Question: An orthogonal cutting operation is being carried out under the following conditions:

  • Cutting speed = 2 m/s
  • Depth of cut = 0.5 mm
  • Chip thickness = 0.6 mm

Calculate the chip velocity. [ESE 2003]


Solution: To solve this question we need to assume two things—(i) orthogonal rake angle (γO) of the cutting tool is 0° as it is the case of orthogonal cutting, and (ii) the given depth of cut is basically the uncut chip thickness. This problem can be solved with the help of velocity triangle in machining; however, there exists a simple way to solve this, as discussed below.

During machining, no material loss or gain takes place. Hence the rate of volume flow (i.e. MRR measured in mm3/s) of the workpiece material remains constant before and after cut. If the uncut chip thickness is a1, the width of uncut chip is b1, the cutting velocity is Vc, the chip thickness is a2, the width of uncut chip is b2, and the chip flow velocity is Vf, then applying the constant MRR approach, the following expression can be written for before and after cut.

\[{a_1}{b_1}{V_C} = {a_2}{b_2}{V_f}\]

Chip velocity from cutting velocity, uncut and cut chip thickness

During machining as the tool compresses a thin layer of workpiece material, the later undergoes shearing and thus thickness of chip becomes larger than the same before shearing (i.e. a2 > a1). Width of the chip can be considered as constant before and after shearing (i.e. b1 = b2) as no force is applied in this direction (so no deformation in width). Thus the above expression can be reduced to as follows.

\[{a_1}{V_C} = {a_2}{V_f}\]

\[\frac{{{a_1}}}{{{a_2}}} = \frac{{{V_f}}}{{{V_C}}}\]

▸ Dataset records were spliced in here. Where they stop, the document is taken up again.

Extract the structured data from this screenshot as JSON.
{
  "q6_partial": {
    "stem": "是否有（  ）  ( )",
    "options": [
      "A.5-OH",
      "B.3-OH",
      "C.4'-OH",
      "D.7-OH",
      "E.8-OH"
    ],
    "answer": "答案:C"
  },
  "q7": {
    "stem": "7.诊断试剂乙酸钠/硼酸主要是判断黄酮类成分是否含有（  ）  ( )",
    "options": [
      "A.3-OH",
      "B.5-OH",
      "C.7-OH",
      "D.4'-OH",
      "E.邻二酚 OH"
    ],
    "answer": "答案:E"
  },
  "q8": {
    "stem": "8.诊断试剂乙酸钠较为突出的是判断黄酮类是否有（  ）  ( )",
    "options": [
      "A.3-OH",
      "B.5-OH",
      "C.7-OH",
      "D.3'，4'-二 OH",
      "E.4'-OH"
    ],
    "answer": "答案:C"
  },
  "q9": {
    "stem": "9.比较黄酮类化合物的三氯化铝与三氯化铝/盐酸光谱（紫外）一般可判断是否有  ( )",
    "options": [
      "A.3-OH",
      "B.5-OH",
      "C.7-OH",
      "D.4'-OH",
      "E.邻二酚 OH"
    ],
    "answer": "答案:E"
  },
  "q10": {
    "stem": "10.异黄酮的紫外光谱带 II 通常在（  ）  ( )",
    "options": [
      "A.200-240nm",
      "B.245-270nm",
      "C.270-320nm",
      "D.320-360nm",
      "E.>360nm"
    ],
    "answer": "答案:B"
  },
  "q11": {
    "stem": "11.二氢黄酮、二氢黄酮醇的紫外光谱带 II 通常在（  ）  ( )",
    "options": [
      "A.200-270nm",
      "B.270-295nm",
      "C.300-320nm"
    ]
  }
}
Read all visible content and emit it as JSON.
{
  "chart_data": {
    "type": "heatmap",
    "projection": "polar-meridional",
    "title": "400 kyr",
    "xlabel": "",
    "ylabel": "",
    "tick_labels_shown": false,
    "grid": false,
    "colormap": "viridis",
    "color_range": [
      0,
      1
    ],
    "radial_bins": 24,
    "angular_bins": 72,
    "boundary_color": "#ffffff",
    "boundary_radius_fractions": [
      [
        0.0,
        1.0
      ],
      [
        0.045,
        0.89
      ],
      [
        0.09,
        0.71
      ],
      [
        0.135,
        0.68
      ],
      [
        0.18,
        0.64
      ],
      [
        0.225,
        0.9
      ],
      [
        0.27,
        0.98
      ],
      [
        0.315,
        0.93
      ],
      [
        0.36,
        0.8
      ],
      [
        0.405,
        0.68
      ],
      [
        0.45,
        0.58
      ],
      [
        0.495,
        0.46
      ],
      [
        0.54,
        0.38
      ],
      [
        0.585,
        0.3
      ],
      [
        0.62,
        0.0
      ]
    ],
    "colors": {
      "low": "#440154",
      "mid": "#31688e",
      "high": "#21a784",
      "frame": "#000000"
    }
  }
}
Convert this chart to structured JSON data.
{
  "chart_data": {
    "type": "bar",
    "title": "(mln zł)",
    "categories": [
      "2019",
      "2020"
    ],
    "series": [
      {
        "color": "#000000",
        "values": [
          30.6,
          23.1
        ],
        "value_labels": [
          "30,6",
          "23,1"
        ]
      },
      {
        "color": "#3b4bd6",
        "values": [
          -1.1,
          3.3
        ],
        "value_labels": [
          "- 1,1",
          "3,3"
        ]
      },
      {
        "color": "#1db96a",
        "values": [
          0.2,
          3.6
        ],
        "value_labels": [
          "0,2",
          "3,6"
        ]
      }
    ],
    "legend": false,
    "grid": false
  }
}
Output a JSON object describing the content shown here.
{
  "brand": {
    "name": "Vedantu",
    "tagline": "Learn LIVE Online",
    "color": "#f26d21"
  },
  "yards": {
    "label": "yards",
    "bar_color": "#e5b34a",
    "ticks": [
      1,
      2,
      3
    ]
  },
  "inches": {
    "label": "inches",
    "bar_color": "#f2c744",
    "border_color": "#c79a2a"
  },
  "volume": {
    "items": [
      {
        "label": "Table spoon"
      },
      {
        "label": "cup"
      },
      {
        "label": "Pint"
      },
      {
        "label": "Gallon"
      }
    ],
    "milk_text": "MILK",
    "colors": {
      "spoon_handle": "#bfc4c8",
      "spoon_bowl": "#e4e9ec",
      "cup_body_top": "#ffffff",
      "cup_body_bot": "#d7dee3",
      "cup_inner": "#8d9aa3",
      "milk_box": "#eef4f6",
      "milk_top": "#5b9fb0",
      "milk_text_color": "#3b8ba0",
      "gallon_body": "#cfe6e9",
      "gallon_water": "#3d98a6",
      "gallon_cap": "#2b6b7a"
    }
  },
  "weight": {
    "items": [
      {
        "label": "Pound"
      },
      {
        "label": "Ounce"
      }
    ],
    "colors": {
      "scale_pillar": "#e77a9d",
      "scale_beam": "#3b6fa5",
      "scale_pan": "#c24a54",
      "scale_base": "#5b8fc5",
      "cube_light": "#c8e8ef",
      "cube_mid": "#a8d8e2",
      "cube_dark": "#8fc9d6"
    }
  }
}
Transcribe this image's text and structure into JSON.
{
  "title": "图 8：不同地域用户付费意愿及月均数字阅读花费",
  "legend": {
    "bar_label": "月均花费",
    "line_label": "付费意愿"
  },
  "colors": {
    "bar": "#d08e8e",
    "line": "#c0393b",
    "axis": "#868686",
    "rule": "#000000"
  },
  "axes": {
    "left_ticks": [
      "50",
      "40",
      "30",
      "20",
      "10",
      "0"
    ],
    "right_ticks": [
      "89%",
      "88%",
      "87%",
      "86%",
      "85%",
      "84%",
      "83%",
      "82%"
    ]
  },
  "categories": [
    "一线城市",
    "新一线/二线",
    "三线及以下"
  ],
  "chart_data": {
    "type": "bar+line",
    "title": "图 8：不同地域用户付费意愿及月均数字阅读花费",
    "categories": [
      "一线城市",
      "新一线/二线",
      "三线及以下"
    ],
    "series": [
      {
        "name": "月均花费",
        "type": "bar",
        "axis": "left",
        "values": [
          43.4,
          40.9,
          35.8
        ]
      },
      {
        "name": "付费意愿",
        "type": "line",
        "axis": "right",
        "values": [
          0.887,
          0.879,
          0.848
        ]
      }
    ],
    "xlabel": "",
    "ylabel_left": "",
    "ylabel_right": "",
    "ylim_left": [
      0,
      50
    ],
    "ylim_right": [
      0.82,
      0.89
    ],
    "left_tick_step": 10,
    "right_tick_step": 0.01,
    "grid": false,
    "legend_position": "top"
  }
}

\[{V_f} = \frac{{{V_C}{a_1}}}{{{a_2}}}\]

Calculate the chip velocity

Given, cutting speed (Vc) = 2 m/s

Uncut chip thickness (a1) = 0.5 mm

Chip thickness (a2) = 0.6 mm

Therefore, the chip velocity be:

\[{V_f} = \frac{{2 \times 0.5}}{{0.6}} = 1.67\]

Hence, the chip velocity for the given case is 1.67m/s.